I worked on a project back around the turn of the century (I find that
phrase entertaining, especially now that it is as relevant as it was to
my Grandfather as he trundled off to WWI in 1918) which was a
"composable simulation" framework. The prime example we used it on was
for the Future Combat System (misbegotten/ill-fated? DoD project) where
we applied something we dubbed as "generative analysis" to explore a
subset of model-space via iterated simulation using a
learning-classifier system (roughly a GA) to speciate and test the
results.
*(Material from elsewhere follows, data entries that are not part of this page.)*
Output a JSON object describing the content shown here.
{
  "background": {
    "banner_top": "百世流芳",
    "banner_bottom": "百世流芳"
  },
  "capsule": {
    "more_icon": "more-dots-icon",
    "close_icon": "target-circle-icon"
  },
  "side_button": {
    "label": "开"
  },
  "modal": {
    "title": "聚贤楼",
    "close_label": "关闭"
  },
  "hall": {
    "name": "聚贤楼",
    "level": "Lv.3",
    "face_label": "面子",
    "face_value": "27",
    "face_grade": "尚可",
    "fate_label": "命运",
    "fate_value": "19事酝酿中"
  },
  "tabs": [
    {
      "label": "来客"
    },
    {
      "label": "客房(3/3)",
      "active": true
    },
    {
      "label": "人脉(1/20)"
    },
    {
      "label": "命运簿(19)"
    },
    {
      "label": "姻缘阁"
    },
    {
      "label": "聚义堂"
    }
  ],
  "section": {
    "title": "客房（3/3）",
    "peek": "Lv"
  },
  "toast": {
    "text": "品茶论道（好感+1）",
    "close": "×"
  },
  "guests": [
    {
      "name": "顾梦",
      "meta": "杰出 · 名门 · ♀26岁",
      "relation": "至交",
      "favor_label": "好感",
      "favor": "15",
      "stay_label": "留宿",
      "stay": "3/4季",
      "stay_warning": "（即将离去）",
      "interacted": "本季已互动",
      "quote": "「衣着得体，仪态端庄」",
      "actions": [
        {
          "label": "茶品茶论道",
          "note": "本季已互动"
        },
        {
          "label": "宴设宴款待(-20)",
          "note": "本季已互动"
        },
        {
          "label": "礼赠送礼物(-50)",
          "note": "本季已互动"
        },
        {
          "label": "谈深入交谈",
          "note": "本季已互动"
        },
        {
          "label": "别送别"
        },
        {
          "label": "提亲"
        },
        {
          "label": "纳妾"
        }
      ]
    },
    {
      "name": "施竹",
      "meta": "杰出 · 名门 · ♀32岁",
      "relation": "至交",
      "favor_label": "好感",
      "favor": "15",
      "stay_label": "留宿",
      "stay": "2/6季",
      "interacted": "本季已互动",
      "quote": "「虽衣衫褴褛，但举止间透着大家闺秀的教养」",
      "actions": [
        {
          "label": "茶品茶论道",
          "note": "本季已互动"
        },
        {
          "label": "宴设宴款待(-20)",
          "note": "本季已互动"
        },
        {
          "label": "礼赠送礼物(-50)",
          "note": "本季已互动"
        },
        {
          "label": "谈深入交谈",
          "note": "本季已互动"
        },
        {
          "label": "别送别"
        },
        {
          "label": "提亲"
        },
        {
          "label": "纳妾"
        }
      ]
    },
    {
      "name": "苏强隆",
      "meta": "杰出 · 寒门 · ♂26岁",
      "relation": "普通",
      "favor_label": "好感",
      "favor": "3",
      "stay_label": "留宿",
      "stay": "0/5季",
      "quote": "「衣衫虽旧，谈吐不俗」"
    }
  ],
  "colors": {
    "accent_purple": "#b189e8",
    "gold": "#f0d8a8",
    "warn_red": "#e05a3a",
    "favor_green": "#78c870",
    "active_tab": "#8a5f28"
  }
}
In this case, there was a single meta-model which was that
Red Team and Blue Team forces could be conjured with a wide range of
features within the meta-model's trade-space (range, speed, firepower,
armor, comms, sensors, etc.) and pitted against eachother.
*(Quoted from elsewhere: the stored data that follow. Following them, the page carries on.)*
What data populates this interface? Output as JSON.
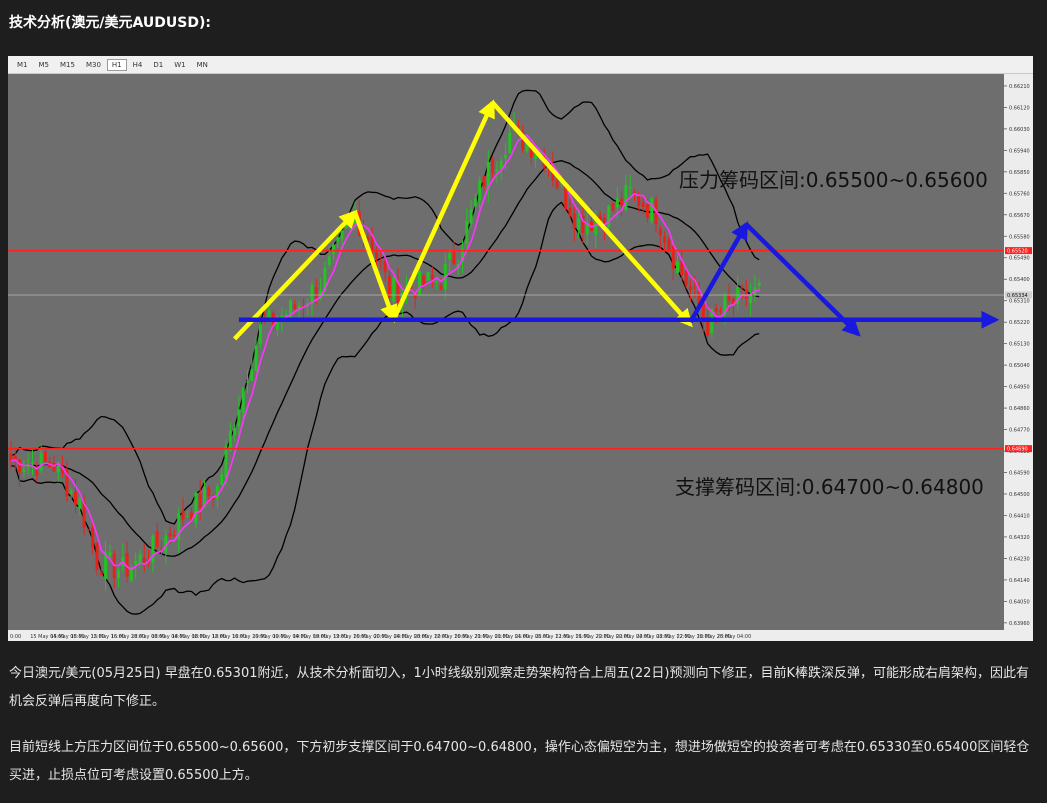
{
  "heading": "技术分析(澳元/美元AUDUSD):",
  "toolbar": {
    "timeframes": [
      "M1",
      "M5",
      "M15",
      "M30",
      "H1",
      "H4",
      "D1",
      "W1",
      "MN"
    ],
    "active": "H1"
  },
  "chart_data": {
    "type": "candlestick",
    "ylim": [
      0.6393,
      0.6626
    ],
    "y_ticks": [
      "0.66210",
      "0.66120",
      "0.66030",
      "0.65940",
      "0.65850",
      "0.65760",
      "0.65670",
      "0.65580",
      "0.65490",
      "0.65400",
      "0.65310",
      "0.65220",
      "0.65130",
      "0.65040",
      "0.64950",
      "0.64860",
      "0.64770",
      "0.64680",
      "0.64590",
      "0.64500",
      "0.64410",
      "0.64320",
      "0.64230",
      "0.64140",
      "0.64050",
      "0.63960"
    ],
    "x_ticks": [
      "0:00",
      "15 May 04:00",
      "15 May 08:00",
      "15 May 12:00",
      "15 May 16:00",
      "15 May 20:00",
      "18 May 00:00",
      "18 May 04:00",
      "18 May 08:00",
      "18 May 12:00",
      "18 May 16:00",
      "18 May 20:00",
      "19 May 00:00",
      "19 May 04:00",
      "19 May 08:00",
      "19 May 12:00",
      "19 May 16:00",
      "20 May 00:00",
      "20 May 04:00",
      "20 May 08:00",
      "20 May 12:00",
      "20 May 16:00",
      "20 May 20:00",
      "21 May 00:00",
      "21 May 04:00",
      "21 May 08:00",
      "21 May 12:00",
      "21 May 16:00",
      "21 May 20:00",
      "22 May 00:00",
      "22 May 04:00",
      "22 May 08:00",
      "22 May 12:00",
      "22 May 16:00",
      "22 May 20:00",
      "25 May 04:00"
    ],
    "current_price": "0.65334",
    "resistance_line_label": "0.65520",
    "support_line_label": "0.64690",
    "resistance_line": 0.6552,
    "support_line": 0.6469,
    "current_line": 0.65334,
    "neckline": 0.6523,
    "candle_count": 175,
    "candle_anchors": [
      [
        0,
        0.6464
      ],
      [
        10,
        0.6462
      ],
      [
        16,
        0.6446
      ],
      [
        20,
        0.6422
      ],
      [
        26,
        0.6418
      ],
      [
        32,
        0.6425
      ],
      [
        36,
        0.6432
      ],
      [
        40,
        0.6441
      ],
      [
        44,
        0.6447
      ],
      [
        48,
        0.6452
      ],
      [
        52,
        0.6482
      ],
      [
        55,
        0.6502
      ],
      [
        58,
        0.6519
      ],
      [
        62,
        0.6524
      ],
      [
        66,
        0.6528
      ],
      [
        72,
        0.6538
      ],
      [
        80,
        0.6567
      ],
      [
        84,
        0.6555
      ],
      [
        88,
        0.6535
      ],
      [
        94,
        0.6537
      ],
      [
        100,
        0.654
      ],
      [
        104,
        0.6552
      ],
      [
        110,
        0.6582
      ],
      [
        116,
        0.6601
      ],
      [
        120,
        0.6598
      ],
      [
        124,
        0.6592
      ],
      [
        128,
        0.6577
      ],
      [
        132,
        0.6564
      ],
      [
        138,
        0.6566
      ],
      [
        144,
        0.6576
      ],
      [
        150,
        0.6568
      ],
      [
        154,
        0.655
      ],
      [
        158,
        0.6535
      ],
      [
        162,
        0.6521
      ],
      [
        166,
        0.6528
      ],
      [
        170,
        0.6532
      ],
      [
        174,
        0.6535
      ]
    ],
    "annotations": {
      "resistance_zone": "压力筹码区间:0.65500~0.65600",
      "support_zone": "支撑筹码区间:0.64700~0.64800"
    },
    "colors": {
      "background": "#6e6e6e",
      "bull_candle": "#22c322",
      "bear_candle": "#e8221a",
      "moving_average": "#ff33ff",
      "bollinger": "#000000",
      "zone_lines": "#ff2020",
      "pattern_arrows": "#ffff00",
      "neckline_arrows": "#1818e0"
    }
  },
  "paragraphs": [
    "今日澳元/美元(05月25日) 早盘在0.65301附近，从技术分析面切入，1小时线级别观察走势架构符合上周五(22日)预测向下修正，目前K棒跌深反弹，可能形成右肩架构，因此有机会反弹后再度向下修正。",
    "目前短线上方压力区间位于0.65500~0.65600，下方初步支撑区间于0.64700~0.64800，操作心态偏短空为主，想进场做短空的投资者可考虑在0.65330至0.65400区间轻仓买进，止损点位可考虑设置0.65500上方。"
  ]
}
Specifically, we would set up hundreds of Blue-Team compositions and run
them against a fixed red-team composition and initial conditions, etc.,
obtain a multivariate effectivity function (mission success, Blue Loss,
Red Loss, residual capability, etc.) to use to evaluate and spawn a new
population, etc.
I assume this is a (constrained?) variant of what you are calling
"model-forking"? "trajectories" would seem to relate to varying initial
conditions or boundary constraints to generate ensembles of results from
a "single?" model?
In other words, iteration is "doing it again" and recursion is "doing it
to the result of the last time you did it", making recursion more
specific. Hence, recursion targets a more closed type chain.
This is important to me because my work is multi-formalism, the model
produced in one iteration can be wildly different from the model
produced in prior or subsequent iterations, different in generating
structure and dynamics as well as phenomenal attributes.
Hence I like the concept of filter explanations better than that of
recursive explanations, where the filter can co-evolve with the stuff
being filtered.
I'd like to catch up on your definitions here (in this thread or our
offline parallel one)... maybe others are curious as well by what you
mean by multi-formalism and these evolving models (My example with
GA-designed ensembles of meta-model parameters might be the same thing
roughly?).
Thanks. I've added it to my Powell's wishlist.
You lucky boy, to live within a drive or rail to Powells on demand. My
wife and I spend up to half our time there it seems when we visit the
area. The independents are going slowly but surely. Powells is a bastion.
I wonder if Dymocks "down under" is still viable? I believe we have a
few Ozzies (and maybe a Kiwi or two?) here... I know anecdotally they
are still alive, but with Amazon Worldwide and the changes(?) in the
Commonwealth's practice around protecting it's own publishing industry,
I suspect their niche has changed radically?